While more commonly recognized, attitudes toward LGBT patients require physicians to examine their own behavior for unintentional biases.
The LGBT population faces different challenges, primarily cultural attitudes that favor heterosexuals. Multiple studies have shown that homophobia and heterosexism occur in the practice of medicine and give rise to substandard assessment and treatment of medical problems in LGBT patients.
LGBT Affirmative Physician Attitudes:
- Don’t automatically assume that a patient is heterosexual;
- Adopt the belief that homophobia, not sexual orientation, is the problem;
- Accept that a gay, lesbian, bisexual, or transgendered identity is a positive outcome;
- Work with patients to decrease internalized homophobia to help them achieve a positive identity;
- Have basic knowledge about human sexuality;
- Deal with one’s homophobia and heterosexist bias if it occurs.
Failure to address unconscious biases decreases the physician’s ability to prevent disease, which is a basic tenet of medicine.
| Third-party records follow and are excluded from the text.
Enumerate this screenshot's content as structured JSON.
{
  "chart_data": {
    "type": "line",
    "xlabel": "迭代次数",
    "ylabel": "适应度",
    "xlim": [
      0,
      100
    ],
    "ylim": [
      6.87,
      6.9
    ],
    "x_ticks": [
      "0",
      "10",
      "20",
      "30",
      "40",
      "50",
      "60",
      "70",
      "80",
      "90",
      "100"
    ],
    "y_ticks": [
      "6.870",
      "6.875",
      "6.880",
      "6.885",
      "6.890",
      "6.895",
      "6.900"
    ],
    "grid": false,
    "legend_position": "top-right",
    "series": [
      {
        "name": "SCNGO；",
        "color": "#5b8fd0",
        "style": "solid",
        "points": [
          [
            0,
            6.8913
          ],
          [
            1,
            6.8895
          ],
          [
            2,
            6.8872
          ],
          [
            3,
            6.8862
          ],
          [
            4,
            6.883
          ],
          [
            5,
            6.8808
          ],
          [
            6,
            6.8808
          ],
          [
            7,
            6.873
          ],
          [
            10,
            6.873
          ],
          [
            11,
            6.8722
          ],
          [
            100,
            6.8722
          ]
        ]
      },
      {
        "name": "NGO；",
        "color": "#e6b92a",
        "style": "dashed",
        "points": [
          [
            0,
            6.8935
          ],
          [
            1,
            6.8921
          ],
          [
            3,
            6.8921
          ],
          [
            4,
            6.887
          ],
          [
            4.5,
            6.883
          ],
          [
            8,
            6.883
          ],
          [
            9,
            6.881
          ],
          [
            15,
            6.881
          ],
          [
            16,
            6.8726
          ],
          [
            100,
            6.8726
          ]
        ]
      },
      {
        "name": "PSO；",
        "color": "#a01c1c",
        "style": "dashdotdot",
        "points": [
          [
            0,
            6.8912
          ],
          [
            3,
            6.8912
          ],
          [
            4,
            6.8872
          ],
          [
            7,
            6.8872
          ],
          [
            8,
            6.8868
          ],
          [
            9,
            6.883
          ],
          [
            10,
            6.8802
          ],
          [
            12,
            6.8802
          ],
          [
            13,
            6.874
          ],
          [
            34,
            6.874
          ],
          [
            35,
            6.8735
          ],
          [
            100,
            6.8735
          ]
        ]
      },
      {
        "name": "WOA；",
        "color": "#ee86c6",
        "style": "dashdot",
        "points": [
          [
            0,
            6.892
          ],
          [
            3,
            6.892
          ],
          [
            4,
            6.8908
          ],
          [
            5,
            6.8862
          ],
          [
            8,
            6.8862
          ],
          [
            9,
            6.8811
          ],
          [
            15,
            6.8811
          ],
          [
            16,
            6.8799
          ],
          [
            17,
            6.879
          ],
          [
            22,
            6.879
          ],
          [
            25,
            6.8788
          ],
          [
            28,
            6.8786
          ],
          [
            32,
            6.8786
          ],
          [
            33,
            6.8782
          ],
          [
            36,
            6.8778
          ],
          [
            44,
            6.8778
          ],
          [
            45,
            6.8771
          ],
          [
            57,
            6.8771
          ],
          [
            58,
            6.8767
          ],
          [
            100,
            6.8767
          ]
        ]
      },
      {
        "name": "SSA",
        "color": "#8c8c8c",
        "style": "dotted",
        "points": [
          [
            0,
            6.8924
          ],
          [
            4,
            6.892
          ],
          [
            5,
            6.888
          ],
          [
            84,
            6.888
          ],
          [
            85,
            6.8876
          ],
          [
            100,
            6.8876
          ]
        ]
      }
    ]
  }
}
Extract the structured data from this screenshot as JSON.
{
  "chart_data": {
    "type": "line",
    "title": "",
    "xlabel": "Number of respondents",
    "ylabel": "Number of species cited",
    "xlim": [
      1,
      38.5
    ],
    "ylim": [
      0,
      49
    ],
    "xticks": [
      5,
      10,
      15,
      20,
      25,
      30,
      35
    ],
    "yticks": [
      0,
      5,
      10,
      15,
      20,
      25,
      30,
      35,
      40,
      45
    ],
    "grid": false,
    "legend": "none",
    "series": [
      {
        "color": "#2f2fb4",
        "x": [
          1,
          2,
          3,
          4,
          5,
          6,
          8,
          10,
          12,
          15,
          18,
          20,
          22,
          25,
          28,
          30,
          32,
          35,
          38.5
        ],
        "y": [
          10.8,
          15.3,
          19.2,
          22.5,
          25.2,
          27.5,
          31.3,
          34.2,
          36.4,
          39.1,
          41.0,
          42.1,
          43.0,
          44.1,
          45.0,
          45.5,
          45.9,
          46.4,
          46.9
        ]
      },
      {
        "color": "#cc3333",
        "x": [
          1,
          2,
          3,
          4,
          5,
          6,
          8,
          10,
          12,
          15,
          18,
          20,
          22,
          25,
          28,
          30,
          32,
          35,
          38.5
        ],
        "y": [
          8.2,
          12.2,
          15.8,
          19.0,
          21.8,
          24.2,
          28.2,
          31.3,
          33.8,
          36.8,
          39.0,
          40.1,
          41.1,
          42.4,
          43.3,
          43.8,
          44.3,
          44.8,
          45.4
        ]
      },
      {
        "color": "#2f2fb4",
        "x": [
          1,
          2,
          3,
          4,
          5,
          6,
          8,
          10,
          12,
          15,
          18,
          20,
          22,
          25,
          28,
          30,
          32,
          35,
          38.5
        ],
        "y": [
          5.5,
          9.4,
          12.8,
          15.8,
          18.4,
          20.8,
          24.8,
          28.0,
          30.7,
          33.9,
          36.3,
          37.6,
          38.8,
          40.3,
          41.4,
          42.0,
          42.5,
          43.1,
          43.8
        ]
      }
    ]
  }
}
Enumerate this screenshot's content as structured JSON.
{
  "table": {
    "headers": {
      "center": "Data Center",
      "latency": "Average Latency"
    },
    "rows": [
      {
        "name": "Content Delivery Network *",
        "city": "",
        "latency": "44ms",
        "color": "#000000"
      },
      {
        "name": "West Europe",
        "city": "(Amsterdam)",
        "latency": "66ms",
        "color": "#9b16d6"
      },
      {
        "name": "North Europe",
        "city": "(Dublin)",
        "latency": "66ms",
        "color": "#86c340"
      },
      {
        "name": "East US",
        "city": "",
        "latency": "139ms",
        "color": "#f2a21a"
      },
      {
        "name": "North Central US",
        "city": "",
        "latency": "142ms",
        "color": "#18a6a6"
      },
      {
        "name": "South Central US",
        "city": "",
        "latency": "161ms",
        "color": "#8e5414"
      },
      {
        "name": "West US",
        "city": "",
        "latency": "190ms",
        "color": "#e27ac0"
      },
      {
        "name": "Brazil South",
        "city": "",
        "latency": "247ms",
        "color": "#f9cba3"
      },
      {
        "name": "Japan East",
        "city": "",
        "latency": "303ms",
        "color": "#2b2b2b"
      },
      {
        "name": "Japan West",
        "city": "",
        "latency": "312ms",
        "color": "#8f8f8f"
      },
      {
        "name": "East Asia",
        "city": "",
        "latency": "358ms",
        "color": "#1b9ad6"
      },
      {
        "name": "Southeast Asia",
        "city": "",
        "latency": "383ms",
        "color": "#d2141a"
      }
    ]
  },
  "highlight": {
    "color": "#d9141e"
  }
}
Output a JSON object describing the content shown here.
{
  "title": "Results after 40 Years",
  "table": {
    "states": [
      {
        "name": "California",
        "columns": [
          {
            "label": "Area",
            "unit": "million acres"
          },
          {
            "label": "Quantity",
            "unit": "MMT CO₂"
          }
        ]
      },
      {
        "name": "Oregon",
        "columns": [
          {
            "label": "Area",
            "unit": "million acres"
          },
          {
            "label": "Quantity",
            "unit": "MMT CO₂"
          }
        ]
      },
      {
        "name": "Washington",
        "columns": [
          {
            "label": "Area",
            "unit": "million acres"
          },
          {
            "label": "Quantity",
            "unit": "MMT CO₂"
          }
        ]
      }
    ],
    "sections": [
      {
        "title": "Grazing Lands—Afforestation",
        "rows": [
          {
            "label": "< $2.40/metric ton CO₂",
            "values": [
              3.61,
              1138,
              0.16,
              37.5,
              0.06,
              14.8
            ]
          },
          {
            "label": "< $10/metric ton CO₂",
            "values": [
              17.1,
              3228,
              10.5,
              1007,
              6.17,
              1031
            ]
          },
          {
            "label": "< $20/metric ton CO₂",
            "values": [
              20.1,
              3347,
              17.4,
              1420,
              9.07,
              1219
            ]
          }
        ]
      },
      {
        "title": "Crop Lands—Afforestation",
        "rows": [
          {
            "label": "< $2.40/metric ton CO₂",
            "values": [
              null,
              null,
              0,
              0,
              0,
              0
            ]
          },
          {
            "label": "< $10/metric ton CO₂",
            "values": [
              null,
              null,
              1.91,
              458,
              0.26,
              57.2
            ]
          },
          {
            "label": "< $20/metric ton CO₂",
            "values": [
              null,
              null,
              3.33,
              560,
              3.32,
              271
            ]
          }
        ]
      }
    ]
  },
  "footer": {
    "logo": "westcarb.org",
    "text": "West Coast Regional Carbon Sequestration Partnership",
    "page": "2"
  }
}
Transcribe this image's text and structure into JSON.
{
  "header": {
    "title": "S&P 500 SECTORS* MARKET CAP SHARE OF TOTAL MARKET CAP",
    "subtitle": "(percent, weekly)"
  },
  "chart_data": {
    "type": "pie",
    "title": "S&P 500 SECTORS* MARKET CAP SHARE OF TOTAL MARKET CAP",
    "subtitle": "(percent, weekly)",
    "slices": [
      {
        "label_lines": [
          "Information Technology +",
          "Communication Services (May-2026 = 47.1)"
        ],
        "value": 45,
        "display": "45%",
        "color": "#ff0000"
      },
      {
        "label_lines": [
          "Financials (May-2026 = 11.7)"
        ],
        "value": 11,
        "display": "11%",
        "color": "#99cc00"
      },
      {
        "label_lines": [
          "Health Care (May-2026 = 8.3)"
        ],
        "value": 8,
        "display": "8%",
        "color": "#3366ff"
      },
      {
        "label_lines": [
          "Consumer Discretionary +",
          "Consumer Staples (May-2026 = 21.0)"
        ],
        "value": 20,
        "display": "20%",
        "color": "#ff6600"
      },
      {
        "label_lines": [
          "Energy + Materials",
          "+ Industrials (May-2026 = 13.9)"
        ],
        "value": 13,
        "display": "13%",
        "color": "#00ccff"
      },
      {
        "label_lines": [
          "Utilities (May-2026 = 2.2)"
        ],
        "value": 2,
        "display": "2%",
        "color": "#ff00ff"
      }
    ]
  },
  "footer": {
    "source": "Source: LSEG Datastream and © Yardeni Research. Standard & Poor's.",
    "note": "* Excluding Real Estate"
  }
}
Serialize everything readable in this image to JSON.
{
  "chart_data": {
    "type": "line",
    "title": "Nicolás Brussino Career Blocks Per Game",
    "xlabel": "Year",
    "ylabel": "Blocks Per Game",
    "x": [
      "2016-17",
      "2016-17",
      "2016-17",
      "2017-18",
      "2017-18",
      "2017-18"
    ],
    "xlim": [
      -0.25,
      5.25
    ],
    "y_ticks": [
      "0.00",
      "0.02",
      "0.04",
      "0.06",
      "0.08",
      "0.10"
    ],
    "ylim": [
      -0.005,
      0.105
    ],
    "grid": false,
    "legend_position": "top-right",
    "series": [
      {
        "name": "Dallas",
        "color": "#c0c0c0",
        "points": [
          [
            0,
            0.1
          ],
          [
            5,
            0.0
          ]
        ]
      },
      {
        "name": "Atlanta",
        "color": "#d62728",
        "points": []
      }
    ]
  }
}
Prevention is also a primary concern for LGBT populations, which disproportionately experience social and behavioral risk factors, including higher rates of smoking, alcohol use, and depression.
Physicians, particularly those with strong religious convictions, are encouraged to examine their belief systems closely and monitor their own behavior for negative reactions to LGBT patients.
Coren will present his recommendations at OMED 15, the annual medical conference for osteopathic physicians (DOs), to be held October 17-21 in Orlando, Florida.